Il 30 Dicembre del 2011 erano da poco cominciate le celebrazioni dello Shabat ebraico ed alcuni amici mi chiamarono per invitarmi alla cena che l’associazione LGBT di Beer Sheva, sabbiosa città del sud di Israele, organizzava ogni venerdì sera. Accettai volentieri l’invito e partecipai al primo kidush della mia vita.
Scoprii quella sera stessa che in Israele capodanno non si festeggia il primo Gennaio bensì circa nove mesi dopo. Però la notte di San Silvestro non passa inosservata neanche in Terra Santa e non sono rare le celebrazioni nei diversi locali della movida israeliana. Però era il 30 Dicembre e ancora non sapevo che cosa avrei fatto il giorno dopo e temevo che non avrei trovato nessuno che volesse festeggiare il capodanno con me. L’idea di andare da solo a Tel Aviv e buttarmi in qualche locale per poi ritornare distrutto a Beer Sheva con le prime luci dell’alba non mi allettava particolarmente, ma lo avrei fatto se non avessi trovato un’alternativa valida. Ma rimanevano poche ore e dovevo sbrigarmi.

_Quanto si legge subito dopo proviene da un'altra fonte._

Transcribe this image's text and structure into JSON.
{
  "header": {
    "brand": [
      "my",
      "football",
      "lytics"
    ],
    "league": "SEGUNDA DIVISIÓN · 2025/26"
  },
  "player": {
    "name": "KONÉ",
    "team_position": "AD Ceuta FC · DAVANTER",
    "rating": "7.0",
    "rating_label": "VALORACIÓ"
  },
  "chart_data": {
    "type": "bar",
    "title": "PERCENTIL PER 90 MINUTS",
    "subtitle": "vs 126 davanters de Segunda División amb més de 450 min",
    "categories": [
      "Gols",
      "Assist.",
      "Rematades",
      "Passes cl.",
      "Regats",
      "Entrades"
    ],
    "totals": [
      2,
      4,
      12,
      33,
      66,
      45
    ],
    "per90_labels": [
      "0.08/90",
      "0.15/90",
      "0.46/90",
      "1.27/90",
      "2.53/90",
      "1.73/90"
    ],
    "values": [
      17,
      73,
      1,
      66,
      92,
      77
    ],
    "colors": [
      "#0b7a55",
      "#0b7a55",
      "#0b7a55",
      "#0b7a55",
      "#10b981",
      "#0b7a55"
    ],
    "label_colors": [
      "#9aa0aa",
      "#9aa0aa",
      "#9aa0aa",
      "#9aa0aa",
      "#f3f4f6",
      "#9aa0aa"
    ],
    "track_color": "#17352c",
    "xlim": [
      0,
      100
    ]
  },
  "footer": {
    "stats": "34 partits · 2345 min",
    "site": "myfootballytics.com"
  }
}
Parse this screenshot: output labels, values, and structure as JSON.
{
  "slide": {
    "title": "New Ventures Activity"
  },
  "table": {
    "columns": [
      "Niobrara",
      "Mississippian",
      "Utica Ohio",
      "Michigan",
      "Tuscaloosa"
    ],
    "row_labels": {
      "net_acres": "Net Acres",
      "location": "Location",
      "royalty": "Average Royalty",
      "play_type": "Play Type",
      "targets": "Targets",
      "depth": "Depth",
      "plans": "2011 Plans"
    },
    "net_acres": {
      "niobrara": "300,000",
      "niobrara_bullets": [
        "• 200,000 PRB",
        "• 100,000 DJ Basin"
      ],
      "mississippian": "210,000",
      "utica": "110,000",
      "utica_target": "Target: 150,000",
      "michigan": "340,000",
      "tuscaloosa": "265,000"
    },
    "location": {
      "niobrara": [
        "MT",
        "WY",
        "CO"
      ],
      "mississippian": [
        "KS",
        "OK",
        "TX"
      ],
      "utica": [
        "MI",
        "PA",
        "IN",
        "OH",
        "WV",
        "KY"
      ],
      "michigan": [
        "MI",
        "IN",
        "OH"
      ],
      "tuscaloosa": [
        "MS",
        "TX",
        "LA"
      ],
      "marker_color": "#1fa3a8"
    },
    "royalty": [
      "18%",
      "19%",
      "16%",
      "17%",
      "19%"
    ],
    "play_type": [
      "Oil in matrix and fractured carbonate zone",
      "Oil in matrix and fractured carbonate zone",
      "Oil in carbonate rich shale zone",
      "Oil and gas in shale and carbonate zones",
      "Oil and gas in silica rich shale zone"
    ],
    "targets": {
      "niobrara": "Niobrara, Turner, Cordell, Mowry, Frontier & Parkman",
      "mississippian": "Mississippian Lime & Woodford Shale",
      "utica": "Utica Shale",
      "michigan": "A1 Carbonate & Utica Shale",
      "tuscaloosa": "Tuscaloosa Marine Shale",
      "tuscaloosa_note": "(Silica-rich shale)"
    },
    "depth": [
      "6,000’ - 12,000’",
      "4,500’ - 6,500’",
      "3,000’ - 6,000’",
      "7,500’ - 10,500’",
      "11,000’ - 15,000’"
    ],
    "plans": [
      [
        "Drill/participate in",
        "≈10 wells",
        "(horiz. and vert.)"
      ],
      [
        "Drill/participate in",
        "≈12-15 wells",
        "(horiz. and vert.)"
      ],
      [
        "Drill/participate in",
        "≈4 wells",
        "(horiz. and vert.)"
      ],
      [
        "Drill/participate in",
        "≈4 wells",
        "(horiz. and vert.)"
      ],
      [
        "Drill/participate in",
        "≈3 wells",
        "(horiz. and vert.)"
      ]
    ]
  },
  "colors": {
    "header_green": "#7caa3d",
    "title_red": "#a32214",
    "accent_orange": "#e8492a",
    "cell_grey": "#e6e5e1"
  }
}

Dopo cena andammo ad una festa e notai un lusinghiero interesse nei confronti dell’unico straniero presente da parte di un cospicuo numero di partecipanti. Confesso che ci divertimmo davvero un sacco ma la festa stava per terminare e non avevo ancora nessun programma per il giorno successivo. Mi avvicinai dunque ad un ragazzotto di nome Tomer, anche lui membro dell’ “Arcigay” israeliana e, aiutato da diversi bicchieri di Arak, gli chiesi “senti, ma tu quanti anni hai?”. Quando mi disse che ne aveva solo ventitré gli feci notare che dieci anni di differenza mi sembravano un po’ troppi (come se ci dovessimo sposare) ma soprassedei (e lui non mi mandò a quel paese) e gli chiesi comunque se avrebbe voluto festeggiare la notte di San Silvestro al ristorante con me. Ovviamente rispose di sì (credo di averlo convinto quando ho detto “offro io”). Lasciai la scelta del ristorante a lui, in quanto indubbiamente più esperto di me sui ristoranti della capitale del Neghev. Quando mi disse che aveva prenotato da “Spaghettim” (ristorante pseudo-italiano) ero già pronto ad annullare tutto e partire per Tel Aviv, ma alla fine andai, come previsto, all’appuntamento e mangiai un copioso piatto di simil-lasagne. A quel primo appuntamento ne seguirono altri e poche settimane dopo mi portò a mangiare sushi in un pub israeliano. La serata prese un’inaspettata piega quando in sottofondo sentimmo le note di Bohemian Rapsody. Siccome appartengo a quella categoria di persone che ogni volta che sentono una canzone che gli piace non possono fare a meno di interrompere qualunque cosa si stesse facendo in quel momento per gridare al mondo “adoro questa canzone”, anche quella sera sentii la necessità di ribadire quanto amassi Freddie Mercury e soci e il loro capolavoro, seppur datato. Tomer mi rispose che non conosceva quella canzone e che sì, sapeva chi erano i Queen ma che quella canzone in particolare non la conosceva. Lo sapevo che dieci anni di differenza erano troppi.
Per mangiare in un ristorante israeliano coi fiocchi dovetti aspettare il San Silvestro dell’anno successivo. Fu ancora una cena a due, io e Tomer che continuavo a frequentare nonostante le sue gravi lacune musicali. Da allora sono cambiate molte cose: Spaghettim ha chiuso, l’ormai trentenne israeliano ed io ci siamo uniti civilmente (e legalizzatelo ‘sto matrimonio, sono stufo di dire “unito civilmente”, cribbio!) ed abbiamo “partorito” un cagnone di trenta chili.
Morale: se non sapete cosa fare a capodanno guardatevi un film!